ÇEVRESİ KORUNDU AMA...

Kadıköy'de geçmişin ve doğanın yok edilmesi tarihçesinde ilçeyi esas olarak ikiye ayırmak gerekir. Moda, Caferağa, Osmanağa, Yeldeğirmeni ve Hasanpaşa gibi tarihi merkezin mahalleleri ile, bunların dışında yer alan ve nüfusun da ağırlıklı olarak yaşadığı konut semtleri. Ahşap, kâgir ve taş malzemeli bitişik nizam evlerin azımsanmayacak bir kısmı yakılıp yıkılmış dahi olsa; kentsel siluet, yerleşim yapısı ve genel imar planı itibariyle tarihi mahalleler az çok umumi karakterlerini korumuşlardı. Esas ve topyekûn değişim ise kenar-çevre semtlerde yaşandı ve yaşanıyor. 1960 ve özellikle 70’lere kadar çok seyrek iskânın olması sonucu, batı-doğu yönünde Zühtüpaşa’dan Bostancı’ya, güzey-kuzey istikametinde ise denizden Merdivenköy ve Sahrayıcedit’e kadar olan devasa bölgenin son derece bakir tabii yapısı muhafaza edilebilmişti. Uçsuz bucaksız sahil şeridi, sayısız doğal plaj, büyük korular, meyve bahçeleri ve harikulade köşk, konak ve malikâneler ile kaplı onlarca kilometrekarelik bu alanda ilk ciddi değişim 1960’larda ve asıl olarak 70’lerde meydana gelmeye başlayacaktı.

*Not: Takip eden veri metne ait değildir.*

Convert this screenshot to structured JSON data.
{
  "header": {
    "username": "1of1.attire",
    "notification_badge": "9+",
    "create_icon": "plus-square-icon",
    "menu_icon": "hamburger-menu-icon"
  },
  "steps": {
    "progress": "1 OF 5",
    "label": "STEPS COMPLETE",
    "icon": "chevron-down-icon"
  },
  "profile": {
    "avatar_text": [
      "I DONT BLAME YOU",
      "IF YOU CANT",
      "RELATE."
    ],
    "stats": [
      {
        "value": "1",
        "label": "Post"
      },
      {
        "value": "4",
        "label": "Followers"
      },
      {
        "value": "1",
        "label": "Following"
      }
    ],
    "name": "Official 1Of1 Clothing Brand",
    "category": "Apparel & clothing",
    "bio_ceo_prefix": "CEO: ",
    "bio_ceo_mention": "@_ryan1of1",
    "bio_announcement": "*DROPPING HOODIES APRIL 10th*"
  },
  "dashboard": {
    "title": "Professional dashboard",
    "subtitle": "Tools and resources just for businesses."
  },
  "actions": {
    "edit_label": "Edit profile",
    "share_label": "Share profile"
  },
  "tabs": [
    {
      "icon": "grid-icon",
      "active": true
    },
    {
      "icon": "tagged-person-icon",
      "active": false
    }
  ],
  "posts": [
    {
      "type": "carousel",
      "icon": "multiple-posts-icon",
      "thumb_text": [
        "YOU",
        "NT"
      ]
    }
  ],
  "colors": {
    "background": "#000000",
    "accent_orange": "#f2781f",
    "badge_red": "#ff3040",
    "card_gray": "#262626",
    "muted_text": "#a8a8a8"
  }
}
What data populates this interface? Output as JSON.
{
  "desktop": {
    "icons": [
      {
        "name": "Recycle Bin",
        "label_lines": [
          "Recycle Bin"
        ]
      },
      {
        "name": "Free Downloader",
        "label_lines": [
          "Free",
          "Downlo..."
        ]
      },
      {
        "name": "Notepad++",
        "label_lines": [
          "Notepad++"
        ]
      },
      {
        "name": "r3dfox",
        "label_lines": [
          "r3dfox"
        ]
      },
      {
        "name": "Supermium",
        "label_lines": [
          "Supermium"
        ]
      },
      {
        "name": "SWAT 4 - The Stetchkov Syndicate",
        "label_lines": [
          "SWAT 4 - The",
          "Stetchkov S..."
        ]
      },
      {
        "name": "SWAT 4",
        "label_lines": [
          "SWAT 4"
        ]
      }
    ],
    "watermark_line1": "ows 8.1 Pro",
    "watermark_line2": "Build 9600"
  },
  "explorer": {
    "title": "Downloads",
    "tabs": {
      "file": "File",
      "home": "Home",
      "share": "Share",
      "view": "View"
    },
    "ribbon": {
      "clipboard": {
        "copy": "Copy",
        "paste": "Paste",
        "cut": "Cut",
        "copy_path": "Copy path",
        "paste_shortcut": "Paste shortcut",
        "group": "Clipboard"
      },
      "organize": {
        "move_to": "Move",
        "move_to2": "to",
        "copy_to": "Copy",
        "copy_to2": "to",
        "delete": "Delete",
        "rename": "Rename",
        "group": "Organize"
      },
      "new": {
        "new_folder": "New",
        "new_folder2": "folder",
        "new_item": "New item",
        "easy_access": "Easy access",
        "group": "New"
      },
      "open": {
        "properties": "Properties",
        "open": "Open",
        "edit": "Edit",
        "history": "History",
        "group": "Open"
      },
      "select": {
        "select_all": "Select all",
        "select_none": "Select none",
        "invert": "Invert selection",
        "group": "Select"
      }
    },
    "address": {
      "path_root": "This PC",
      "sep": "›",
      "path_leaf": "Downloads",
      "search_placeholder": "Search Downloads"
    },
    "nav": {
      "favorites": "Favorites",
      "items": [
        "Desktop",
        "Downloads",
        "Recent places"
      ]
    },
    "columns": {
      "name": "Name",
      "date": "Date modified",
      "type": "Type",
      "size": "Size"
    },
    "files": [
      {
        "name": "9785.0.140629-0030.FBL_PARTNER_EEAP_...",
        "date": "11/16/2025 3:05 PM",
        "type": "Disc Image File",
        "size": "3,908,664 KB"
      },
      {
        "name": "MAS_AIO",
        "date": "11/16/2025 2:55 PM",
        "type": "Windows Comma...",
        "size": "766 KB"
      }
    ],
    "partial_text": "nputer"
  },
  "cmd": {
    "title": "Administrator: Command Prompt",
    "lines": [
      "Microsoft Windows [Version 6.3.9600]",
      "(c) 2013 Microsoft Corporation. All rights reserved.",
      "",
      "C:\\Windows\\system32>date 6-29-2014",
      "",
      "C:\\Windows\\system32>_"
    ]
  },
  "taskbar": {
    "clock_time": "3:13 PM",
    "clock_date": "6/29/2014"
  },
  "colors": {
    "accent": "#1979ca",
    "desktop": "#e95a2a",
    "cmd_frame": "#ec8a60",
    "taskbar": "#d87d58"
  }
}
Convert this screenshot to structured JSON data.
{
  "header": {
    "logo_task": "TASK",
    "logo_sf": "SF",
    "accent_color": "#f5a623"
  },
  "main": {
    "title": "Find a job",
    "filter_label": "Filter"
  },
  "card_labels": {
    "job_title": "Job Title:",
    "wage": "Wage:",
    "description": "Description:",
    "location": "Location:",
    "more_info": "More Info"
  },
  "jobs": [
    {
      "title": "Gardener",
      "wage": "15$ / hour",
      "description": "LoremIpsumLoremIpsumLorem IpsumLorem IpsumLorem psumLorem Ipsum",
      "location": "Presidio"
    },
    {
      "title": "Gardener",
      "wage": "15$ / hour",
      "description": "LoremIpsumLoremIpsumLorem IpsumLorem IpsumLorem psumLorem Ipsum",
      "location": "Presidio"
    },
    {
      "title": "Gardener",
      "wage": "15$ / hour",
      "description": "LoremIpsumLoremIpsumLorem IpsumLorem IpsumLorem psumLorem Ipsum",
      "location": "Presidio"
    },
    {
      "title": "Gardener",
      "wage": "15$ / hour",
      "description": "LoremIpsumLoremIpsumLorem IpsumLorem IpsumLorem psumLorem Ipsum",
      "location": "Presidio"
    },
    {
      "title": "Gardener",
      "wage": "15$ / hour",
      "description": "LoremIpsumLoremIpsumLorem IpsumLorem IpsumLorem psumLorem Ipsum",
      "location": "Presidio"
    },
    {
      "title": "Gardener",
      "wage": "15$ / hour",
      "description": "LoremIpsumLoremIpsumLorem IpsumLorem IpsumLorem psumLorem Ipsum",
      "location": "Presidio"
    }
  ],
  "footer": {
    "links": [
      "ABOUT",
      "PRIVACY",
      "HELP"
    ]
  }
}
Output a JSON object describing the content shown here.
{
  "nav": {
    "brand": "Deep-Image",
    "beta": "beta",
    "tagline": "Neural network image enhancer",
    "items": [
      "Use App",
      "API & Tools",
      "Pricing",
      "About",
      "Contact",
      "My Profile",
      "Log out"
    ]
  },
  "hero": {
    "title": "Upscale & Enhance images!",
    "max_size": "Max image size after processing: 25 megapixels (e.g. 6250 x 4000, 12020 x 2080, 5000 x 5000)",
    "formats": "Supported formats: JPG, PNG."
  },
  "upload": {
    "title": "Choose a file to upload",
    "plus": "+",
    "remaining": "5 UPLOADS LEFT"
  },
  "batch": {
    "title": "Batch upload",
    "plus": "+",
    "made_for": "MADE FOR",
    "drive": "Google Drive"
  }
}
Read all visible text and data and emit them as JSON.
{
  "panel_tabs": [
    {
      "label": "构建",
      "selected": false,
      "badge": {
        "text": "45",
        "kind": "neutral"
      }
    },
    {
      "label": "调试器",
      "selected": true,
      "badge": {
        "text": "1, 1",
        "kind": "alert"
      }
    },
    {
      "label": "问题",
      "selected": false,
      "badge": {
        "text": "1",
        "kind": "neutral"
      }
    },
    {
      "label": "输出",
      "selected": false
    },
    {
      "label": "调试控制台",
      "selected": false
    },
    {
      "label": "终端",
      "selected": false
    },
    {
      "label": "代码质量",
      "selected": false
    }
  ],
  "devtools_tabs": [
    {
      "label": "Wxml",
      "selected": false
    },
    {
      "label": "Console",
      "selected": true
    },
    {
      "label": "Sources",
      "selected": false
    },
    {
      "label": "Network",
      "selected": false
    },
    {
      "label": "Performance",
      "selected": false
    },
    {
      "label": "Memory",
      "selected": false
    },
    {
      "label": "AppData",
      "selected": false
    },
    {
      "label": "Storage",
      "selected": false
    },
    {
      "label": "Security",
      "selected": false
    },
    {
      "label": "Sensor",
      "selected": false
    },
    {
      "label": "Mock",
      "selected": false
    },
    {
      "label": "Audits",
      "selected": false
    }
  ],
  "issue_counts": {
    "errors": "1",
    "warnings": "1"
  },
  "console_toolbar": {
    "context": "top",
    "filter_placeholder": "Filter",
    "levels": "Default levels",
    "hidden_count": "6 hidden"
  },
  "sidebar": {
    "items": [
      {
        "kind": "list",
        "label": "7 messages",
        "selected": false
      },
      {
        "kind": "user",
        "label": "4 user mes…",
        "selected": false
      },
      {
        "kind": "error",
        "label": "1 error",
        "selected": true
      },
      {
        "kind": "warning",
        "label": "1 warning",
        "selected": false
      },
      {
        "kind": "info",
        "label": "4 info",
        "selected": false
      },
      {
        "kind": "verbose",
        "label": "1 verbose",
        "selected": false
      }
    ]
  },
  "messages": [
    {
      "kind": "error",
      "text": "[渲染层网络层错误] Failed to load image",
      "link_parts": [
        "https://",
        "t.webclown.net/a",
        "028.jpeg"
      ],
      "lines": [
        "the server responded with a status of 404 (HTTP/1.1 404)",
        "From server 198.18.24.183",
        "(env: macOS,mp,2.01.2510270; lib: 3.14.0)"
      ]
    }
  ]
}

ESKİ EVİ 'MÜTEAHHİT'E VERME DÖNEMİ

Müteahhitler eliyle Kadıköy’ün çevre semtlerinin parsellenip yağmalanması, böylelikle ilçenin geniş çeperinin çehresinin değişim öyküsünün miladı 1950’li yıllardır. O zamanlara değin, Acıbadem, Koşuyolu, Zühtüpaşa, Feneryolu, Fenerbahçe, Göztepe, Caddebostan, Erenköy, Suadiye, Bostancı, Kozyatağı ve Sahrayıcedit gibi demirbaş mahalleleri hemen hemen tamamı ya koruluklarla ya da oldukça büyük bahçeli köşkler, yemyeşil arsalar içindeki müstakil evler ile kaplıydı. Adeta cennetten bir köşe görünümündeki bu muhitlerin görüntüsünün bozulmasına neden olacak bir nüfus baskısından hemen hemen eser yoktu. Ne var ki modern hayatın yavaş yavaş yaygınlaşmasıyla; köhne, kararmış eski ahşap evlerde daha fazla barınamaz olan tarihi yarımadanın Türk kökenli nüfusunun şehir içi göçünün ilk durağı Kadıköy olacaktı. Aynı sıralarda bir başka sosyolojik değişim daha yaşanıyordu.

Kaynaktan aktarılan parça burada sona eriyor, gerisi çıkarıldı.